I find it hard to learn much from the figures in the paper. The exception to this is Figure 7. Note that the learning algorithm has come up with a strategy that consists of: lots of folding, a fair bit of raising, and very little calling. This seems quite reasonable. It's difficult to tell from the figures, but it also looks like the algorithm does at least some bluffing with its worst hands, which is also promising.

The researchers ran tournaments comparing these three agents along with two other trivial ones: an "always fold" agent and one that acts randomly. Table 1 shows these results, but to honest, I can't tell you what it says. The data make absolutely no sense to me.

Conclusions and Further Work

The authors admit that they don't know if their agents are good poker players or not. I think they're being a little disingenuous here. I suspect that even the best of their agents are poor players, and that they know it. Nonetheless, they demonstrate that evolutionary methods can lead to an improvement in algorithmic poker performance. I don't see any reason to think that if they started with a better framework that these methods couldn't be effective.

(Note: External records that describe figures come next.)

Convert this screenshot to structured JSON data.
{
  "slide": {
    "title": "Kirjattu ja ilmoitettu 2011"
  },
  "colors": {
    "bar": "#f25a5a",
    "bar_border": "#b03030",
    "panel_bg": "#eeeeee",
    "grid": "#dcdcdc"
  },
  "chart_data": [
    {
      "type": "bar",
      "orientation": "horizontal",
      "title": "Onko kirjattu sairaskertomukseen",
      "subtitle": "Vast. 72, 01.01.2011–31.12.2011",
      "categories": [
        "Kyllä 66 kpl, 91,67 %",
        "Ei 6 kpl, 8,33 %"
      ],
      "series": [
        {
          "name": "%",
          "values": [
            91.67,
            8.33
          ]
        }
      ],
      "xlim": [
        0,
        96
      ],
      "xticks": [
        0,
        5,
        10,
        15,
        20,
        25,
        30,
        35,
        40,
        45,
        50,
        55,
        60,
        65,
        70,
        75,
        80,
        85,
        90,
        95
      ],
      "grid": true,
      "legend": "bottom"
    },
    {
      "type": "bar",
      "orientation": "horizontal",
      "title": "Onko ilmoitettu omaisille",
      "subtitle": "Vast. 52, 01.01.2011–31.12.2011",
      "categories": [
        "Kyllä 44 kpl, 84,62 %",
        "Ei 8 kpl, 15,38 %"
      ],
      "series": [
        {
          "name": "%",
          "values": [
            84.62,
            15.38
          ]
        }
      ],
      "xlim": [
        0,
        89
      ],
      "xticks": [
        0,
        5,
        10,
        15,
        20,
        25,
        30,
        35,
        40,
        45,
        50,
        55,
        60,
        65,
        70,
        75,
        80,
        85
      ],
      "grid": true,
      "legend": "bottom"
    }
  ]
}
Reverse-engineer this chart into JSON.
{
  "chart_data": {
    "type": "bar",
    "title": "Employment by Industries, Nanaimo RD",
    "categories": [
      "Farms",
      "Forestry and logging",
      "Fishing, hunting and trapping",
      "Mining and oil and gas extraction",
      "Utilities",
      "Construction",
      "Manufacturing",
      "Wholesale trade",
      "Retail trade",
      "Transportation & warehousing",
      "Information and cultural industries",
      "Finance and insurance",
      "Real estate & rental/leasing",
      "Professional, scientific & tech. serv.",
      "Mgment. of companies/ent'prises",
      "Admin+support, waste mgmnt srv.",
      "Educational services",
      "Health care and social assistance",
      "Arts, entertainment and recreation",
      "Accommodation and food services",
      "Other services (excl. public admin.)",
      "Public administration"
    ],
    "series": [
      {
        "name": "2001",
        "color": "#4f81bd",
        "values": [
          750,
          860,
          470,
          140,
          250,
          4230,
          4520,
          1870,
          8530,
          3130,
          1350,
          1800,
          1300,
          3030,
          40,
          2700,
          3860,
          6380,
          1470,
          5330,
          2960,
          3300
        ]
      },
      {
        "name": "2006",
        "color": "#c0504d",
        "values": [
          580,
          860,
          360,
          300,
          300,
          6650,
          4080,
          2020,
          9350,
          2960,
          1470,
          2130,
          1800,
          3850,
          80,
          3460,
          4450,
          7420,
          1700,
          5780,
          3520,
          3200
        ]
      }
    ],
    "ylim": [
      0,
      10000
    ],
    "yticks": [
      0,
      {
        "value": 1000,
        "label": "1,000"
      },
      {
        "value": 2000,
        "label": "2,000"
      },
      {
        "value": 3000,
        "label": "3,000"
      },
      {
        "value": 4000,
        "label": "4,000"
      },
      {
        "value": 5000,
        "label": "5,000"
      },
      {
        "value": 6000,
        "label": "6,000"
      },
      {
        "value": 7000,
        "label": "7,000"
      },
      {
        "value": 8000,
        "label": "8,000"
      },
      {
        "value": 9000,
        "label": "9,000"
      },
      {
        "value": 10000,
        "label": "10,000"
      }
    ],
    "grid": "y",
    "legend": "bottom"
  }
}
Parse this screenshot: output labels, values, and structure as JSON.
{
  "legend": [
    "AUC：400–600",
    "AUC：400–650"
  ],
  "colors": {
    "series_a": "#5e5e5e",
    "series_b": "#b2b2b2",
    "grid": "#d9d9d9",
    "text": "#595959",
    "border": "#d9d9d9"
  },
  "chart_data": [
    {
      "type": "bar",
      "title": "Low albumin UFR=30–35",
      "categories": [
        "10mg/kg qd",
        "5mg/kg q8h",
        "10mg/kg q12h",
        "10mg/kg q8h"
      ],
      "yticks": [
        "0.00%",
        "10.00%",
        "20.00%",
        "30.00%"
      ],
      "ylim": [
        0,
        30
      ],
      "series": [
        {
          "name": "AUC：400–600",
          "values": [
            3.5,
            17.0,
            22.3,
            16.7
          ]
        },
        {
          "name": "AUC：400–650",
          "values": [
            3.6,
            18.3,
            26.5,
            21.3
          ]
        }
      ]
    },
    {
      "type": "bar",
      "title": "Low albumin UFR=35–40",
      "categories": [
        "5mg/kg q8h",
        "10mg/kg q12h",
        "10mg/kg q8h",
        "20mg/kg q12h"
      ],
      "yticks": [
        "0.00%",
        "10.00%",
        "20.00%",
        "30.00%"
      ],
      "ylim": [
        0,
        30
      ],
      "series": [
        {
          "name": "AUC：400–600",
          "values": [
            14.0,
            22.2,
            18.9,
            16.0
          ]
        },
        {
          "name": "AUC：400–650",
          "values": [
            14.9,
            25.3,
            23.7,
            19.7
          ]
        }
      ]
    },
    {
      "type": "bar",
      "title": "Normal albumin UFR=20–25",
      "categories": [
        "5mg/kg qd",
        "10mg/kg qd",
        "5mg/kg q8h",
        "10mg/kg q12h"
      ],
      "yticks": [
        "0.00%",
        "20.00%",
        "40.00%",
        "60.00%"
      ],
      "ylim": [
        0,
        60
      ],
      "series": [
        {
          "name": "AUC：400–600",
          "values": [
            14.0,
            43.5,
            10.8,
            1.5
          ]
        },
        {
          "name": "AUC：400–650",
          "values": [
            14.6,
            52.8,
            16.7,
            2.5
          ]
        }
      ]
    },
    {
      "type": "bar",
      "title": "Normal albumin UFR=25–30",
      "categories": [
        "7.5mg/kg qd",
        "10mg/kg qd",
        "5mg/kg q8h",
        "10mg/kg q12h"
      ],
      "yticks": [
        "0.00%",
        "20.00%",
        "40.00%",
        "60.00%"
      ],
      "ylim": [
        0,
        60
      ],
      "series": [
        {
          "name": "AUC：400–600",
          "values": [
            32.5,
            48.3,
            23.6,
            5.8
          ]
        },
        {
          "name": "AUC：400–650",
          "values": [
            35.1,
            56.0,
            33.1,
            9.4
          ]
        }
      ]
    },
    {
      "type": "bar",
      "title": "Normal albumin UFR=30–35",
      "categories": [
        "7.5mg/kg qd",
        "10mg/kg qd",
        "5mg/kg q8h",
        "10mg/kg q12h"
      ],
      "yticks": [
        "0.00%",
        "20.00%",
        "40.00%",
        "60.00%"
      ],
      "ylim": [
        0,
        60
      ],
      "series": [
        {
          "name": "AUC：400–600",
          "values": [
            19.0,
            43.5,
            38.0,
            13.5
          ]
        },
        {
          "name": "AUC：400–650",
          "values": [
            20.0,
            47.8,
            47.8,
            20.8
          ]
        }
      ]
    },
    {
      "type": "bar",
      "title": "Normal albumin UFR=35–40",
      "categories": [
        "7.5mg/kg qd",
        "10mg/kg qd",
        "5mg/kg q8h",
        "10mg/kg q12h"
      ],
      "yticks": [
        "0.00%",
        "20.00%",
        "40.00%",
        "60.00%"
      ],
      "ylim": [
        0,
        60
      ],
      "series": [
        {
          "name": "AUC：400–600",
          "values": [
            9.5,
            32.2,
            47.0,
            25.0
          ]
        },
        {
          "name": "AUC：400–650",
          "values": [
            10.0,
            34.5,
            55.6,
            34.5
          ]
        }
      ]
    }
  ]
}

There is a lot of work to be done to turn this work into a worthy poker opponent. The authors note that they've performed little optimization of the evolutionary parameters. They also suggest that further evolution of the agents should continue to bear fruit.

My suggestions on the next steps they might take are a little different. First, I suggest they revisit their bet sizing algorithms. They should also incorporate game theoretic bluffing. Using Bayesian methods to adjust perceptions of opponent hand ranges would be a great addition, but would require significant work. Also, they could sure use some better seed data to jump start their learning algorithms. There are probably some other implementation issues that could use fixing but that we don't know about because the paper doesn't provide sufficient details.

Conclusion

Once again, to a serious student of poker this probably looks like a failure. As poker players, we tend to think of the success of a poker algorithm in terms of how well it plays. The goal of the authors is to demonstrate that their academic technique could be applied to a new kind of problem. It doesn't matter whether the final product actually ends up being any good at poker. They're only interested in demonstrating the viability of their technique. I know I have a tough time getting my head around this at times.

Nonetheless, we can add evolutionary methods to the list of legitimate ways me might improve a poker algorithm. Also, I found their unorthodox, from a poker standpoint, take on poker goals to stimulate my thinking about the issue. So, for me the paper is worth studying even if the resulting agent would get crushed by an average 3-6 player from a typical public card room.